Understanding Capital Gains Taxes
When you sell an investment for more than you paid, the profit is called a capital gain and is subject to tax. The tax rate depends on two factors: how long you held the asset (short-term vs. long-term) and your overall income tax bracket.
This calculator helps you understand exactly what you'll keep after taxes, so you can make informed decisions about when to sell and whether holding longer for long-term rates makes sense.
How to Use This Calculator
- Enter your buy and sell prices per share
- Enter the number of shares traded
- Add any commission or trading fees
- Select your holding period (short-term or long-term)
- Choose your federal tax bracket and state
Short-Term vs.
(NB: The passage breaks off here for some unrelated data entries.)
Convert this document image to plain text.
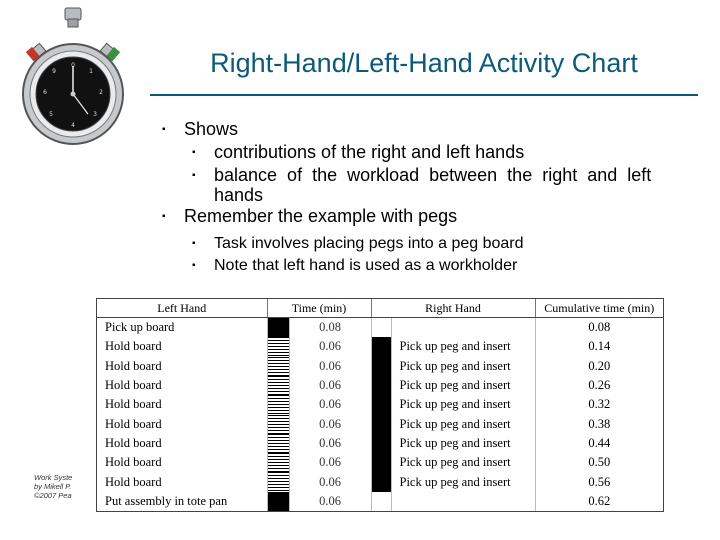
0
1
2
3
4
5
6
9	Right-Hand/Left-Hand Activity Chart
▪ Shows
▪ contributions of the right and left hands
▪ balance of the workload between the right and left
hands
▪ Remember the example with pegs
▪ Task involves placing pegs into a peg board
▪ Note that left hand is used as a workholder
Work Syste
by Mikell P.
©2007 Pea
Left Hand	Time (min)		Right Hand		Cumulative time (min)
Pick up board		0.08			0.08
Hold board		0.06		Pick up peg and insert	0.14
Hold board		0.06		Pick up peg and insert	0.20
Hold board		0.06		Pick up peg and insert	0.26
Hold board		0.06		Pick up peg and insert	0.32
Hold board		0.06		Pick up peg and insert	0.38
Hold board		0.06		Pick up peg and insert	0.44
Hold board		0.06		Pick up peg and insert	0.50
Hold board		0.06		Pick up peg and insert	0.56
Put assembly in tote pan		0.06			0.62
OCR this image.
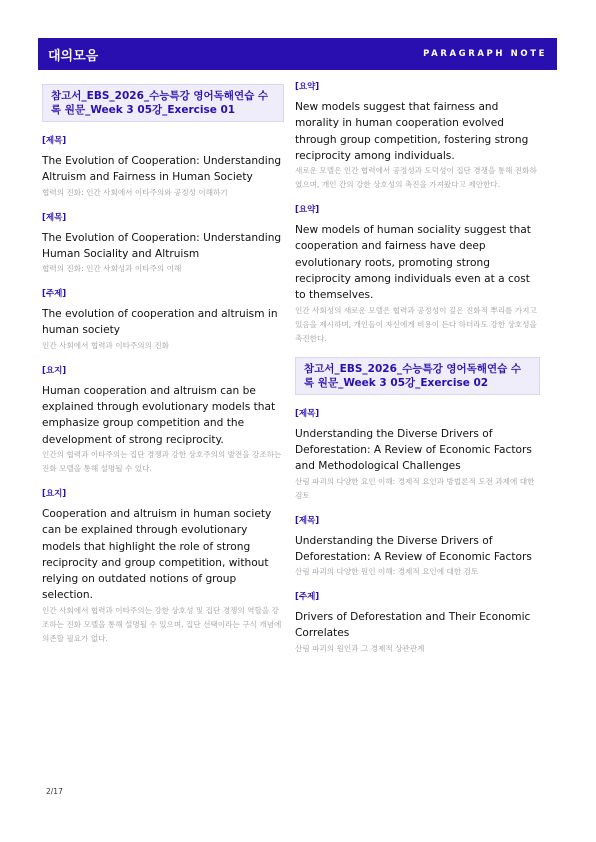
대의모음	PARAGRAPH NOTE
참고서_EBS_2026_수능특강 영어독해연습 수록 원문_Week 3 05강_Exercise 01
[제목]
The Evolution of Cooperation: Understanding Altruism and Fairness in Human Society
협력의 진화: 인간 사회에서 이타주의와 공정성 이해하기
[제목]
The Evolution of Cooperation: Understanding Human Sociality and Altruism
협력의 진화: 인간 사회성과 이타주의 이해
[주제]
The evolution of cooperation and altruism in human society
인간 사회에서 협력과 이타주의의 진화
[요지]
Human cooperation and altruism can be explained through evolutionary models that emphasize group competition and the development of strong reciprocity.
인간의 협력과 이타주의는 집단 경쟁과 강한 상호주의의 발전을 강조하는 진화 모델을 통해 설명될 수 있다.
[요지]
Cooperation and altruism in human society can be explained through evolutionary models that highlight the role of strong reciprocity and group competition, without relying on outdated notions of group selection.
인간 사회에서 협력과 이타주의는 강한 상호성 및 집단 경쟁의 역할을 강조하는 진화 모델을 통해 설명될 수 있으며, 집단 선택이라는 구식 개념에 의존할 필요가 없다.
[요약]
New models suggest that fairness and morality in human cooperation evolved through group competition, fostering strong reciprocity among individuals.
새로운 모델은 인간 협력에서 공정성과 도덕성이 집단 경쟁을 통해 진화하였으며, 개인 간의 강한 상호성의 촉진을 가져왔다고 제안한다.
[요약]
New models of human sociality suggest that cooperation and fairness have deep evolutionary roots, promoting strong reciprocity among individuals even at a cost to themselves.
인간 사회성의 새로운 모델은 협력과 공정성이 깊은 진화적 뿌리를 가지고 있음을 제시하며, 개인들이 자신에게 비용이 든다 하더라도 강한 상호성을 촉진한다.
참고서_EBS_2026_수능특강 영어독해연습 수록 원문_Week 3 05강_Exercise 02
[제목]
Understanding the Diverse Drivers of Deforestation: A Review of Economic Factors and Methodological Challenges
산림 파괴의 다양한 요인 이해: 경제적 요인과 방법론적 도전 과제에 대한 검토
[제목]
Understanding the Diverse Drivers of Deforestation: A Review of Economic Factors
산림 파괴의 다양한 원인 이해: 경제적 요인에 대한 검토
[주제]
Drivers of Deforestation and Their Economic Correlates
산림 파괴의 원인과 그 경제적 상관관계
2/17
Long-Term Capital Gains
| Tax Bracket | Short-Term Rate | Long-Term Rate |
|---|---|---|
| 10-12% | 10-12% | 0% |
| 22-35% | 22-35% | 15% |
| 37% | 37% | 20% |
Tax-Saving Strategies
- Hold investments over 1 year for lower long-term rates
- Harvest losses to offset gains (tax-loss harvesting)
- Use tax-advantaged accounts (IRA, 401k) when possible
- Consider state taxes - some states have no capital gains tax
- Time sales to manage your tax bracket
The Net Investment Income Tax (NIIT)
High earners may also owe an additional 3.8% Net Investment Income Tax on capital gains if their modified adjusted gross income exceeds $200,000 (single) or $250,000 (married filing jointly). This calculator does not include NIIT; consult a tax professional for high-income situations.